Here is a good tip about how to implement twitter/facebook oauth:
Create new activity and name it OAuthActivity.
Create new class that extends WebView.
Follow the facebook developer guide for WEB applications (not mobile ones!) and implement oauth calls inside of your WebView. For Twitter use Signpost-core with signpost-commonshttp4 to get oauth (facebook uses its own variation of oauth so you need to do it yourself).
Override WebView so it closes itself when facebook redirects your WebView subclass to your callback url.
Use OAuthActivity to return OAuth key / secret to your main activity via RunActivityForResult.
This way screen orientation change will work; you will have same architecture for FB and TW.
I have implemented it this way, yet I can not share my code (it is licensed for my company).
When I added Facebook and Twitter integration into my app (shameless plug: Secret Message), I attempted to invoke an installed Twitter client app via Intent. It wasn't fun, because there is no such thing as a "facebook/text" or "twitter/text" Intent. I know some Twitter apps create their own, but they're not universally used or even known.

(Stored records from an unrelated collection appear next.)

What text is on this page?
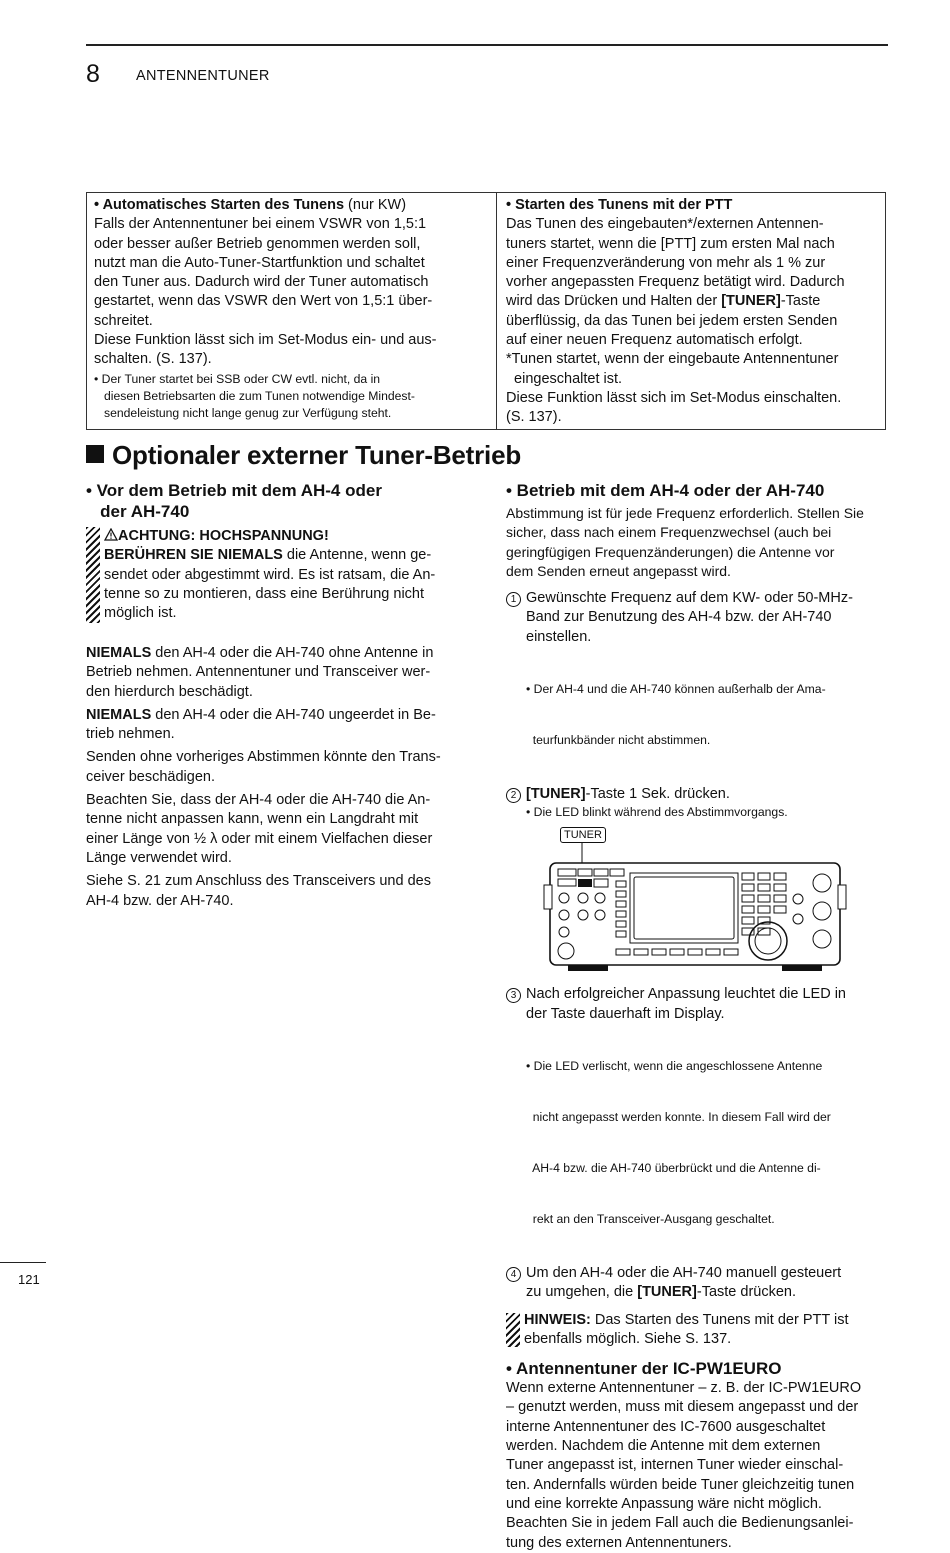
8 ANTENNENTUNER
• Automatisches Starten des Tunens (nur KW)
Falls der Antennentuner bei einem VSWR von 1,5:1
oder besser außer Betrieb genommen werden soll,
nutzt man die Auto-Tuner-Startfunktion und schaltet
den Tuner aus. Dadurch wird der Tuner automatisch
gestartet, wenn das VSWR den Wert von 1,5:1 über-
schreitet.
Diese Funktion lässt sich im Set-Modus ein- und aus-
schalten. (S. 137).
• Der Tuner startet bei SSB oder CW evtl. nicht, da in
diesen Betriebsarten die zum Tunen notwendige Mindest-
sendeleistung nicht lange genug zur Verfügung steht.
• Starten des Tunens mit der PTT
Das Tunen des eingebauten*/externen Antennen-
tuners startet, wenn die [PTT] zum ersten Mal nach
einer Frequenzveränderung von mehr als 1 % zur
vorher angepassten Frequenz betätigt wird. Dadurch
wird das Drücken und Halten der [TUNER]-Taste
überflüssig, da das Tunen bei jedem ersten Senden
auf einer neuen Frequenz automatisch erfolgt.
*Tunen startet, wenn der eingebaute Antennentuner
eingeschaltet ist.
Diese Funktion lässt sich im Set-Modus einschalten.
(S. 137).
Optionaler externer Tuner-Betrieb
• Vor dem Betrieb mit dem AH-4 oder
der AH-740
ACHTUNG: HOCHSPANNUNG!
BERÜHREN SIE NIEMALS die Antenne, wenn ge-
sendet oder abgestimmt wird. Es ist ratsam, die An-
tenne so zu montieren, dass eine Berührung nicht
möglich ist.
NIEMALS den AH-4 oder die AH-740 ohne Antenne in
Betrieb nehmen. Antennentuner und Transceiver wer-
den hierdurch beschädigt.
NIEMALS den AH-4 oder die AH-740 ungeerdet in Be-
trieb nehmen.
Senden ohne vorheriges Abstimmen könnte den Trans-
ceiver beschädigen.
Beachten Sie, dass der AH-4 oder die AH-740 die An-
tenne nicht anpassen kann, wenn ein Langdraht mit
einer Länge von ½ λ oder mit einem Vielfachen dieser
Länge verwendet wird.
Siehe S. 21 zum Anschluss des Transceivers und des
AH-4 bzw. der AH-740.
• Betrieb mit dem AH-4 oder der AH-740
Abstimmung ist für jede Frequenz erforderlich. Stellen Sie
sicher, dass nach einem Frequenzwechsel (auch bei
geringfügigen Frequenzänderungen) die Antenne vor
dem Senden erneut angepasst wird.
1 Gewünschte Frequenz auf dem KW- oder 50-MHz-
Band zur Benutzung des AH-4 bzw. der AH-740
einstellen.

• Der AH-4 und die AH-740 können außerhalb der Ama-

teurfunkbänder nicht abstimmen.

2 [TUNER]-Taste 1 Sek. drücken.
• Die LED blinkt während des Abstimmvorgangs.
TUNER
3 Nach erfolgreicher Anpassung leuchtet die LED in
der Taste dauerhaft im Display.

• Die LED verlischt, wenn die angeschlossene Antenne

nicht angepasst werden konnte. In diesem Fall wird der

AH-4 bzw. die AH-740 überbrückt und die Antenne di-

rekt an den Transceiver-Ausgang geschaltet.

4 Um den AH-4 oder die AH-740 manuell gesteuert
zu umgehen, die [TUNER]-Taste drücken.
HINWEIS: Das Starten des Tunens mit der PTT ist
ebenfalls möglich. Siehe S. 137.
• Antennentuner der IC-PW1EURO
Wenn externe Antennentuner – z. B. der IC-PW1EURO
– genutzt werden, muss mit diesem angepasst und der
interne Antennentuner des IC-7600 ausgeschaltet
werden. Nachdem die Antenne mit dem externen
Tuner angepasst ist, internen Tuner wieder einschal-
ten. Andernfalls würden beide Tuner gleichzeitig tunen
und eine korrekte Anpassung wäre nicht möglich.
Beachten Sie in jedem Fall auch die Bedienungsanlei-
tung des externen Antennentuners.
121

So the other option is to get a list of all installed apps and filter on those you want to display in a chooser for the user to select. But retrieving a list of packages and their user-friendly names takes forever. So I hated that option.
I ended up integrating a very simple GUI for both Facebook and Twitter into my own app, and just used OAuth to authenticate users.
I hope this helps you pick your direction.
implementing Twitter integration is pretty easy on Android (you can use Twitter4J which is a pretty nice Twitter Java Library to access the public web services).
To integrate tweeting/retwreeting is basic stuff once you have authenticated your twitter user (just have a text box to allow users to enter thei 140 characters and a button to submit it - creating tweets, retweeting, replying etc is all a matter of 1 or 2 lines of code using twitter4J). The link stuff requires formating your listview to handle weblinks and open as appropriate.